In the United States, the health of African-Americans lags behind most other racial minority groups. Compared to whites, black men and women face higher risks of chronic illness, infection, and injuries. Taken altogether, the average life span for African Americans is six years less compared to whites. If we can begin to acknowledge that health outcomes are often dependent on factors outside of the control of individual patients, their physicians, or their health coverage, then we can begin to understand why reforming the health care system is proving to be an indomitable task.
The strongest predictor of health is socioeconomic status (SES). While financial instability is considered the fundamental cause of health disparities, this association between socioeconomic status and health is dependent upon race.
For instance, the mortality rate for babies born to black mothers with a master’s or doctorate degree is far worse than the mortality rate for babies born to white mothers with less than an 8th-grade education. And black women are far less likely to have breast cancer, yet are 40 percent more likely to die from it.
These differences in mortality rate are unrelated to SES. Actually, health disparities are paradoxically greater between middle to upper-class African Americans when compared to the middle to upper-class whites. Why does upward mobility so minimally alter the health status of African Americans in particular?

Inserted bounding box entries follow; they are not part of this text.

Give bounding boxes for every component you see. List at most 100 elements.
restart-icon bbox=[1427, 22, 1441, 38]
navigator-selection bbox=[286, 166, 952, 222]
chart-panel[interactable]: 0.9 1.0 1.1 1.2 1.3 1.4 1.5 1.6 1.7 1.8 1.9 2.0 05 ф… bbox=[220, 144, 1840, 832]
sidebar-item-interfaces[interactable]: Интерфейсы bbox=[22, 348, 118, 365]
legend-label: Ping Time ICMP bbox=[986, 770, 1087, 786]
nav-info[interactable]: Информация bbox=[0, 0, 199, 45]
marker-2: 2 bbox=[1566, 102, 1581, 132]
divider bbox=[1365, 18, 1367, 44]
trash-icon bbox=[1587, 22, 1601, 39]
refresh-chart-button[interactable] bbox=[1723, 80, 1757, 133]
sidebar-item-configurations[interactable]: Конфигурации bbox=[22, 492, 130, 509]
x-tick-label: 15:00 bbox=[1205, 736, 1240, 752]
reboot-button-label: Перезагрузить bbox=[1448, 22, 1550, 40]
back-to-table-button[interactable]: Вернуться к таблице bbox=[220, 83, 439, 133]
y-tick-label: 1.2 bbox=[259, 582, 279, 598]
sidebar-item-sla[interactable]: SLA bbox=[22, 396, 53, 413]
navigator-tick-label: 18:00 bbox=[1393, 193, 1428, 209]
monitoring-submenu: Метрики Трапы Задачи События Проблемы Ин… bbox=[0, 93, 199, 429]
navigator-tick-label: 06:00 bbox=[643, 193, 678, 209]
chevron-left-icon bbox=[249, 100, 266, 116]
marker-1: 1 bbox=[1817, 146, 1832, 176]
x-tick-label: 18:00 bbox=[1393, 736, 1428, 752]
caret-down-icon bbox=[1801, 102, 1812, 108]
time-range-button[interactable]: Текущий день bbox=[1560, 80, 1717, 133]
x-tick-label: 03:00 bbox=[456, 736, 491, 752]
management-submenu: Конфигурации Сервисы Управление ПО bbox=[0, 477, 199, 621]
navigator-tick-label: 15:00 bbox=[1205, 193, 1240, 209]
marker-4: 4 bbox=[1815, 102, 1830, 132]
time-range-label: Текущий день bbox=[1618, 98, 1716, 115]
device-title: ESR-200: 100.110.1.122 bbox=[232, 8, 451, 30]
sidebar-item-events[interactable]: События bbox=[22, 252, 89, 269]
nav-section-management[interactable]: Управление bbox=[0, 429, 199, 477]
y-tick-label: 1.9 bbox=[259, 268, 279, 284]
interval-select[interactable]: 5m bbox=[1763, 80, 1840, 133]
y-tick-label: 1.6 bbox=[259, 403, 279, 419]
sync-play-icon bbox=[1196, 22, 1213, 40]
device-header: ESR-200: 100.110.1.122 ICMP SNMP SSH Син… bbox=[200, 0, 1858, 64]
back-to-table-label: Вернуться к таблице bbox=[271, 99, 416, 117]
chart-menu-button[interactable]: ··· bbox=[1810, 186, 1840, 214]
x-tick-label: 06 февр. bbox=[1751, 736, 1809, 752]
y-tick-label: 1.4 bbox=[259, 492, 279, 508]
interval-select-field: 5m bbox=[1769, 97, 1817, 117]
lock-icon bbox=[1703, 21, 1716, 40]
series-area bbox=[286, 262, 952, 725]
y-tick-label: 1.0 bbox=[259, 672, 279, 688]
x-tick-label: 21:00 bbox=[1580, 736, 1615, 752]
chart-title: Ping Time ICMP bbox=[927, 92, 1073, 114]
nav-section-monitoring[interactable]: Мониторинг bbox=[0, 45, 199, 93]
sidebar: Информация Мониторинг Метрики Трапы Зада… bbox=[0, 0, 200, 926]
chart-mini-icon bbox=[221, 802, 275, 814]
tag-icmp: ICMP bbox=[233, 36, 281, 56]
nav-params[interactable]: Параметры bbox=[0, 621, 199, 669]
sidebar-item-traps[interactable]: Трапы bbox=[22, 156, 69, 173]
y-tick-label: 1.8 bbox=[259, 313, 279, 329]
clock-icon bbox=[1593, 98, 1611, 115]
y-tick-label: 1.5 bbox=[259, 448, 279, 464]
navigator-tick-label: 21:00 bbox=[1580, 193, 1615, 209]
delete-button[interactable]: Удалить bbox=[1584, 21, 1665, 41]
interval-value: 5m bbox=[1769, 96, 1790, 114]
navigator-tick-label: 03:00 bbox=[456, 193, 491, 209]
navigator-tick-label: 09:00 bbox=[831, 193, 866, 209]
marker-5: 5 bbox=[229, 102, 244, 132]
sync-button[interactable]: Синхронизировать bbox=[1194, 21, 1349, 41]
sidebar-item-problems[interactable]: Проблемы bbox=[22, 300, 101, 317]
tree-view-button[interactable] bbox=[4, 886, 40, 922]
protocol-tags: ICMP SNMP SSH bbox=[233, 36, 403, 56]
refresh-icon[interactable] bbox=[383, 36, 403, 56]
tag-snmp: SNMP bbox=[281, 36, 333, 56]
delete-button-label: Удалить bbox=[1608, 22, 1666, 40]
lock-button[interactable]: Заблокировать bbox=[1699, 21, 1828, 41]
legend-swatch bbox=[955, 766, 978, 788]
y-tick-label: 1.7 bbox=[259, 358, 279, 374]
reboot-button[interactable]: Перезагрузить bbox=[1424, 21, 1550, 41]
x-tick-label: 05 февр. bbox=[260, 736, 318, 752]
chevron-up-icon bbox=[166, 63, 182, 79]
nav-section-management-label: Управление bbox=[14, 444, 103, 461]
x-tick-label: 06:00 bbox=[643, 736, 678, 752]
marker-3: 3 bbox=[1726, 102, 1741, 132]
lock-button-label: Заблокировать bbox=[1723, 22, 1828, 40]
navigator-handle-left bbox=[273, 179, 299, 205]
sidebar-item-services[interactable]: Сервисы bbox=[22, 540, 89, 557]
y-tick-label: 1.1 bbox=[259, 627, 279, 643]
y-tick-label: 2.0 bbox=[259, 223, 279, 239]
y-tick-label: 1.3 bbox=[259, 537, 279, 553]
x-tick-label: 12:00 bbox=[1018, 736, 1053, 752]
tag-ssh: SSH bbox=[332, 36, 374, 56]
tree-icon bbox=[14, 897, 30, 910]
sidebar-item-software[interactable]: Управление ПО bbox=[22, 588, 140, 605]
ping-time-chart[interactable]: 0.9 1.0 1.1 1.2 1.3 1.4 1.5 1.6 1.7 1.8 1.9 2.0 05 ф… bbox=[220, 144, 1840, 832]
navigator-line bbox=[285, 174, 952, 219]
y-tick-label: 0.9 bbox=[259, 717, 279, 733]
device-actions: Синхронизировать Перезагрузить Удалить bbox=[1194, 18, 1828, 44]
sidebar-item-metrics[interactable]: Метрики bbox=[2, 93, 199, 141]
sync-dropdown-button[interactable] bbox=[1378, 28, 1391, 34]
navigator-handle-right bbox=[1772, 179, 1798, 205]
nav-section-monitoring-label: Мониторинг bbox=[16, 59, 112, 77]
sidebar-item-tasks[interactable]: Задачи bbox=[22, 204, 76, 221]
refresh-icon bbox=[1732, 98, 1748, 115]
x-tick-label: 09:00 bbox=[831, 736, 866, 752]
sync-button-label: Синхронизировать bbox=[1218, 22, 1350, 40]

This has been a topic of much scientific debate. One possibility is that different genetics lead to different outcomes; however, the degree of health disparity with regard to race does not hold true for most other countries of the world. A more likely factor is that financial stability does not guarantee fewer encounters with discrimination. And, in fact, racial minorities report unfair treatment more frequently in higher SES than lower SES groups.
Structural racism is the biased societal approach to housing, education, employment, health care, and criminal justice. As scientists study racial health disparities in-depth, a picture begins to emerge that there are bigger, stronger, and more insidious forces at play than economics alone. The psychological stress generated by unfair treatment may trigger a biological series of events that lead to worsened health outcomes in the long term.

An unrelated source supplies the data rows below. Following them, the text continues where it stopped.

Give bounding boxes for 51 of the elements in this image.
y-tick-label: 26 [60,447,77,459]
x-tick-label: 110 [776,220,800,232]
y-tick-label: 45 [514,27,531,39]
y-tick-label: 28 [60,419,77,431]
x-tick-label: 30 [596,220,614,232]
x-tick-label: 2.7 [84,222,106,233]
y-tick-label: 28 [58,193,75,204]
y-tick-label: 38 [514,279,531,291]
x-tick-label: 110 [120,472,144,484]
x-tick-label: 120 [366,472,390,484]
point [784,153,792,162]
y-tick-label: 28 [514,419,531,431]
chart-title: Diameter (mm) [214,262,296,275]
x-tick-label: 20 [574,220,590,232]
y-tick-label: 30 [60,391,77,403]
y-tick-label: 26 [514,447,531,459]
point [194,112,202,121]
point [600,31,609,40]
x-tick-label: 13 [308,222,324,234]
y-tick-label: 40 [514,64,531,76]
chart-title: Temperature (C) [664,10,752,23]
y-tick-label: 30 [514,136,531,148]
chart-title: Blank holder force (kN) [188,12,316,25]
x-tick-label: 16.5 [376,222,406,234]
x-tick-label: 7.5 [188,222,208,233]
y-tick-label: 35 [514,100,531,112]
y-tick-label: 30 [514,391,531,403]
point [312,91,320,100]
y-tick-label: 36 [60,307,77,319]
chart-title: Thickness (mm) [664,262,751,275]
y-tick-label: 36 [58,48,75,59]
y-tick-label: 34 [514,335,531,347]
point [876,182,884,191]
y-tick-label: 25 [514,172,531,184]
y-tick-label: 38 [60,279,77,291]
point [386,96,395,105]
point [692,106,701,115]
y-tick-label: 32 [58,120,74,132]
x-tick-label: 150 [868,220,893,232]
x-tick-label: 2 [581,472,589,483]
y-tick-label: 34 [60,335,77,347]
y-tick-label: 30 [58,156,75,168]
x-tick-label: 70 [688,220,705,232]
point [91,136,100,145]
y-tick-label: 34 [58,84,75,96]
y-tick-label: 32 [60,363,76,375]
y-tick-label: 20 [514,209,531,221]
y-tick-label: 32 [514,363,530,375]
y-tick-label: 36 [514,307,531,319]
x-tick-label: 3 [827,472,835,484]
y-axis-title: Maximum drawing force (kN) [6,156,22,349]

For instance, in the six months after September 11, 2001, women living in California who were of Arab descent were far more likely to give birth to a low birth weight or preterm infant than in the six-month time period prior to September 11. As a group, Arab-American women consistently have low rates of low birth weight or preterm infants. These findings lend support to the possibility that increased activation of the stress response system has a tangible effect on health outcomes.

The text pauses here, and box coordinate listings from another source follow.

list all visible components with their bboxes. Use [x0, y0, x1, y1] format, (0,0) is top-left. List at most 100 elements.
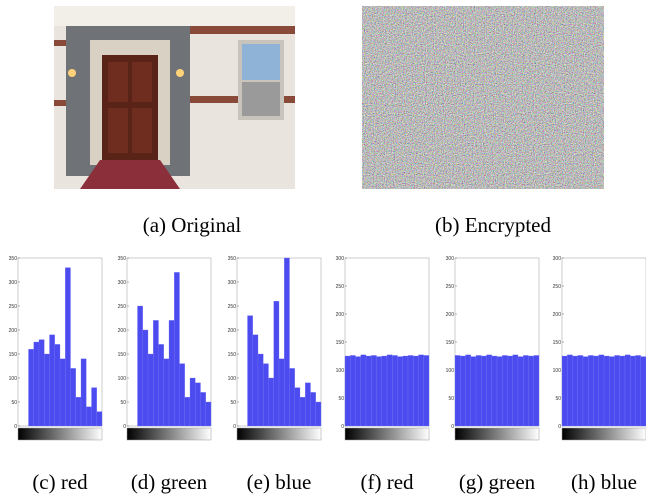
y-tick-label: 250 [228, 304, 237, 310]
colorbar [18, 428, 102, 440]
y-tick-label: 200 [336, 312, 345, 318]
bar [534, 355, 539, 426]
bar [625, 355, 630, 426]
original-image [54, 6, 295, 189]
colorbar [455, 428, 539, 440]
bar [588, 355, 593, 426]
y-tick-label: 0 [233, 424, 236, 430]
bar [143, 330, 148, 426]
bar [583, 357, 588, 426]
bar [39, 340, 44, 426]
bar [201, 392, 206, 426]
bar [50, 335, 55, 426]
bar [138, 306, 143, 426]
bar [387, 355, 392, 426]
y-tick-label: 350 [228, 256, 237, 262]
y-tick-label: 150 [118, 352, 127, 358]
bar [636, 355, 641, 426]
colorbar [237, 428, 321, 440]
bar [578, 355, 583, 426]
bar [263, 364, 268, 426]
bar [382, 356, 387, 426]
bar [258, 354, 263, 426]
figure-canvas: (a) Original (b) Encrypted 0 50 100 150 200 2… [0, 0, 646, 498]
bar [599, 355, 604, 426]
bar [413, 356, 418, 426]
y-tick-label: 200 [9, 328, 18, 334]
bar [148, 354, 153, 426]
bar [361, 355, 366, 426]
bar [274, 301, 279, 426]
bar [290, 368, 295, 426]
bar [97, 412, 102, 426]
y-tick-label: 50 [230, 400, 236, 406]
y-tick-label: 200 [118, 328, 127, 334]
bar [508, 356, 513, 426]
bar [455, 355, 460, 426]
panel-caption: (a) Original [143, 213, 242, 237]
y-tick-label: 200 [553, 312, 562, 318]
bar [174, 272, 179, 426]
bar [471, 357, 476, 426]
bar [92, 388, 97, 426]
bar [185, 397, 190, 426]
bar [567, 355, 572, 426]
bar [305, 383, 310, 426]
y-tick-label: 50 [120, 400, 126, 406]
bar [604, 356, 609, 426]
bar [419, 355, 424, 426]
bar [180, 364, 185, 426]
bar [65, 268, 70, 426]
bar [86, 407, 91, 426]
y-tick-label: 300 [9, 280, 18, 286]
panel-caption: (g) green [459, 470, 536, 494]
bar [481, 356, 486, 426]
bar [345, 356, 350, 426]
y-tick-label: 50 [338, 396, 344, 402]
bar [377, 357, 382, 426]
bar [366, 356, 371, 426]
bar [620, 356, 625, 426]
bar [529, 356, 534, 426]
bar [164, 359, 169, 426]
y-tick-label: 0 [123, 424, 126, 430]
y-tick-label: 250 [553, 284, 562, 290]
bar [487, 355, 492, 426]
bar [81, 359, 86, 426]
y-tick-label: 300 [446, 256, 455, 262]
bar [71, 368, 76, 426]
y-tick-label: 300 [228, 280, 237, 286]
y-tick-label: 300 [553, 256, 562, 262]
bar [316, 402, 321, 426]
y-tick-label: 150 [228, 352, 237, 358]
bar [392, 355, 397, 426]
y-tick-label: 100 [336, 368, 345, 374]
bar [641, 357, 646, 426]
bar [518, 357, 523, 426]
panel-caption: (b) Encrypted [435, 213, 552, 237]
bar [398, 357, 403, 426]
bar [492, 356, 497, 426]
bar [253, 335, 258, 426]
bar [76, 397, 81, 426]
bar [29, 349, 34, 426]
colorbar [127, 428, 211, 440]
bar [630, 356, 635, 426]
bar [356, 357, 361, 426]
bar [466, 355, 471, 426]
bar [497, 357, 502, 426]
y-tick-label: 300 [336, 256, 345, 262]
y-tick-label: 150 [446, 340, 455, 346]
y-tick-label: 100 [118, 376, 127, 382]
bar [284, 258, 289, 426]
bar [609, 357, 614, 426]
bar [44, 354, 49, 426]
bar [206, 402, 211, 426]
bar [269, 378, 274, 426]
y-tick-label: 350 [9, 256, 18, 262]
y-tick-label: 150 [553, 340, 562, 346]
y-tick-label: 250 [336, 284, 345, 290]
y-tick-label: 0 [14, 424, 17, 430]
y-tick-label: 250 [9, 304, 18, 310]
y-tick-label: 100 [553, 368, 562, 374]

In addition, there is a growing body of evidence that shows it is the chronicity rather than the severity of exposure to unfair treatment that most strongly correlates with higher morbidity or mortality rates. It makes sense that over a lifetime, repetitive discriminatory encounters can exact a heavy toll. In order to address the root cause of racial health disparities, we need to take an honest look back at previous attempts of the government to care for marginalized minority populations.
One example is “The Tuskegee Study of Untreated Syphilis in the African American,” conducted by the U.S. Public Health Service between 1932 and 1972. In collaboration with Tuskegee University—a historically black college in Alabama—600 impoverished African American sharecroppers from Macon County, Alabama were enrolled in a study with the purpose of observing the progression of untreated syphilis while providing free health care to the underserved.
By 1947, penicillin had become the standard treatment for syphilis, yet researchers continued to observe the ill men while intentionally withholding antibiotic treatment. No care was provided when the men went blind, insane, or experienced severe complications. By the time this unethical study was terminated in 1972, 28 men had died from syphilis, 100 more had succumbed to complications of the disease, 40 spouses contracted the disease, and 19 children had been born with congenital syphilis. All victims were African American.
President Bill Clinton issued a formal apology to the Tuskegee victims on behalf of the U.S. government on May 16, 1997: “What was done cannot be undone. But we can end the silence. We can stop turning our heads away … what the U.S. government did was shameful, and I am sorry … it is in remembering the past that we can build a better present and a better future.”
More than twenty years later have we really built a better future?
In a word, no. Today, a black woman is 22 percent more likely to die from heart disease than a white woman. A black woman is 71 percent more likely to die from cervical cancer than a white woman. A black woman is 243 percent more likely to die from pregnancy or childbirth-related causes than a white woman.
Even after controlling for age, gender, marital status, region of residence, employment status and insurance coverage, African Americans have worse health outcomes than whites in nearly every illness category. Expanding health care coverage is more of a temporary Band-Aid than a long-term solution. Instead, reducing racial health disparity requires acknowledging the effects structural racism has on health status and then working toward sweeping, transformative change in our society as a whole.